[131a-010]

1818 March 22 +

Parl Reform Answer to Antiballotists

2 o

9

9

Argum {for continuing[?] tyranny the insincerity produced by the endeavour to escape from it.}

Such being the evils, moral as well as political, attached to the open mode, what are those which by the Antiballotists have been imputed to the secret mode?

1. In the first place stands the alledged insincerity. What is this insincerity? It is the insincerity, practiced by him, who, under the proposed secret mode, anxious to escape from the tyranny, his deliverance from which is the object aimed at by the secret mode, finds or fears it to be out of his power so to do, any otherwise than at this unpleasant price. To preserve him from this tyranny is the object of the secret mode: of that mode which by the supposition is for that very purpose established by law.

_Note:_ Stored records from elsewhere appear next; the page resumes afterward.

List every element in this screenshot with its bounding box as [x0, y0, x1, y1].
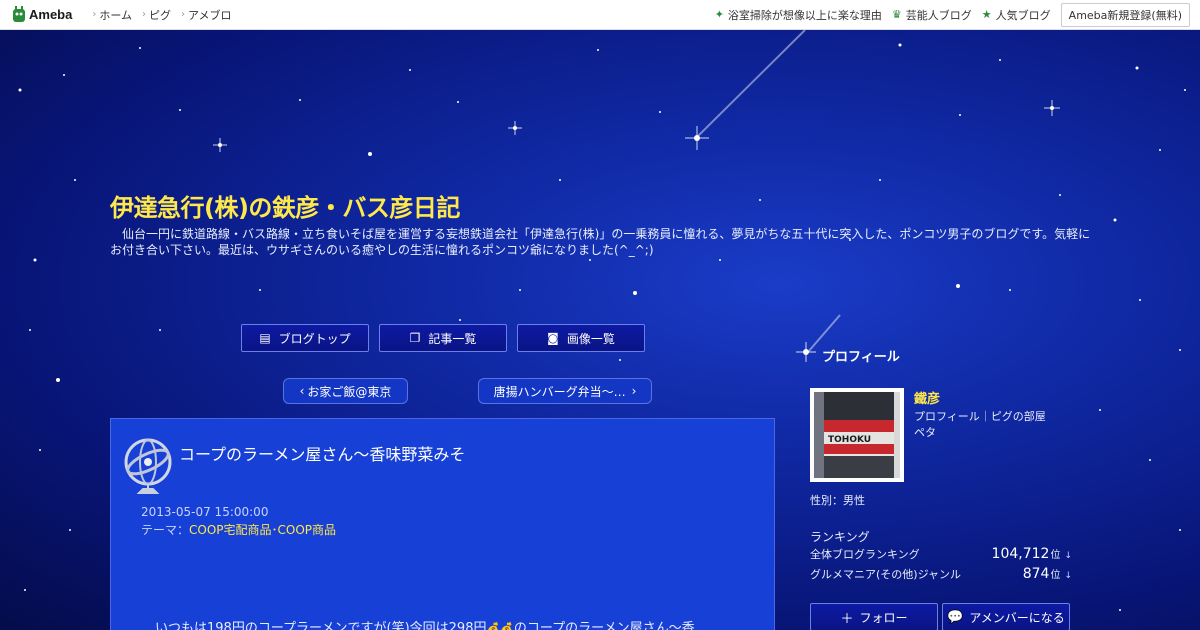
chevron-right-icon: ›: [631, 384, 637, 398]
article-body: いつもは198円のコープラーメンですが(笑)今回は298円💰💰のコープのラーメン…: [155, 617, 695, 630]
money-bag-icon: 💰💰: [486, 622, 514, 630]
follow-button[interactable]: ＋フォロー: [810, 603, 938, 630]
profile-link[interactable]: プロフィール: [914, 410, 980, 423]
crown-icon: ♛: [891, 8, 902, 21]
global-nav: › ホーム › ピグ › アメブロ: [82, 7, 231, 23]
article-date: 2013-05-07 15:00:00: [141, 505, 269, 519]
blog-top-button[interactable]: ▤ ブログトップ: [241, 324, 369, 352]
ranking-row-overall[interactable]: 全体ブログランキング 104,712 位 ↓: [810, 546, 1072, 562]
peta-link[interactable]: ペタ: [914, 424, 936, 440]
chevron-right-icon: ›: [142, 9, 147, 20]
theme-link[interactable]: COOP宅配商品･COOP商品: [189, 523, 336, 537]
ranking-heading: ランキング: [810, 530, 870, 544]
ameba-logo-text: Ameba: [29, 7, 73, 22]
profile-sex: 性別：男性: [810, 494, 865, 507]
prev-entry-button[interactable]: ‹ お家ご飯@東京: [283, 378, 408, 404]
chevron-right-icon: ›: [181, 9, 186, 20]
profile-links: プロフィール｜ピグの部屋: [914, 410, 1046, 423]
nav-link-pigg[interactable]: › ピグ: [142, 7, 171, 23]
article-card: コープのラーメン屋さん～香味野菜みそ 2013-05-07 15:00:00 テ…: [110, 418, 775, 630]
profile-avatar[interactable]: TOHOKU: [810, 388, 904, 482]
camera-icon: ◙: [547, 331, 559, 345]
next-entry-button[interactable]: 唐揚ハンバーグ弁当～… ›: [478, 378, 652, 404]
plus-icon: ＋: [840, 611, 854, 627]
svg-text:TOHOKU: TOHOKU: [828, 435, 871, 445]
promo-links: ✦ 浴室掃除が想像以上に楽な理由 ♛ 芸能人ブログ ★ 人気ブログ Ameba新規登録…: [715, 2, 1200, 27]
article-title[interactable]: コープのラーメン屋さん～香味野菜みそ: [179, 441, 465, 465]
entry-list-button[interactable]: ❐ 記事一覧: [379, 324, 507, 352]
ameba-mascot-icon: [13, 5, 25, 22]
nav-link-home[interactable]: › ホーム: [92, 7, 132, 23]
ameba-logo[interactable]: Ameba: [12, 5, 73, 24]
blog-title[interactable]: 伊達急行(株)の鉄彦・バス彦日記: [110, 188, 460, 223]
down-arrow-icon: ↓: [1064, 571, 1072, 581]
pigg-room-link[interactable]: ピグの部屋: [991, 410, 1046, 423]
nav-link-ameblo[interactable]: › アメブロ: [181, 7, 231, 23]
down-arrow-icon: ↓: [1064, 551, 1072, 561]
chat-bubble-icon: 💬: [947, 609, 964, 625]
chevron-right-icon: ›: [92, 9, 97, 20]
chevron-left-icon: ‹: [299, 384, 305, 398]
register-button[interactable]: Ameba新規登録(無料): [1060, 2, 1190, 27]
profile-name[interactable]: 鐵彦: [914, 388, 940, 407]
blog-description: 仙台一円に鉄道路線・バス路線・立ち食いそば屋を運営する妄想鉄道会社「伊達急行(株…: [110, 227, 1091, 257]
ranking-row-genre[interactable]: グルメマニア(その他)ジャンル 874 位 ↓: [810, 566, 1072, 582]
ameba-header-bar: Ameba › ホーム › ピグ › アメブロ ✦ 浴室掃除が想像以上に楽な理由 ♛ 芸能…: [0, 0, 1200, 30]
amember-button[interactable]: 💬 アメンバーになる: [942, 603, 1070, 630]
promo-link-celebrity[interactable]: ♛ 芸能人ブログ: [892, 7, 972, 23]
promo-link-bath[interactable]: ✦ 浴室掃除が想像以上に楽な理由: [715, 7, 882, 23]
image-list-button[interactable]: ◙ 画像一覧: [517, 324, 645, 352]
article-theme: テーマ：COOP宅配商品･COOP商品: [141, 523, 337, 537]
promo-link-popular[interactable]: ★ 人気ブログ: [982, 7, 1051, 23]
bus-photo: TOHOKU: [814, 392, 900, 478]
star-icon: ★: [981, 8, 992, 21]
document-icon: ▤: [259, 331, 271, 345]
sparkle-icon: ✦: [714, 8, 724, 21]
profile-heading: プロフィール: [822, 350, 900, 365]
copy-icon: ❐: [409, 331, 421, 345]
armillary-sphere-icon: [124, 438, 172, 494]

But, so close and adhesive is the gripe of this tyranny, all that the law has regarded itself as able to do for his […?], has not of itself been found sufficient. To supply the deficiency in what the law has been able to do for his emancipation, what, according to the supposition, does the destined slave? Giving effect to the known wishes and endeavours of the law, he accomplishes his own […?]: he fulfills the law; he fulfills it though at this degrading and unpleasant price.

Such is the state of things, and so distressing is his situation under it, he is reduced to make his option between immorality and immorality. He sees before him immorality in two shapes: one, in which it is productive of ulterior evils in addition to itself, and operates in opposition to the known wishes of the law: the other, in which it is productive of no such evils, and operates in conformity to and to the accomplishment of, the known wishes of the law. He produces the lesser evil it is true: but by doing so he excludes the greater evil: and that an evil which could not otherwise be excluded.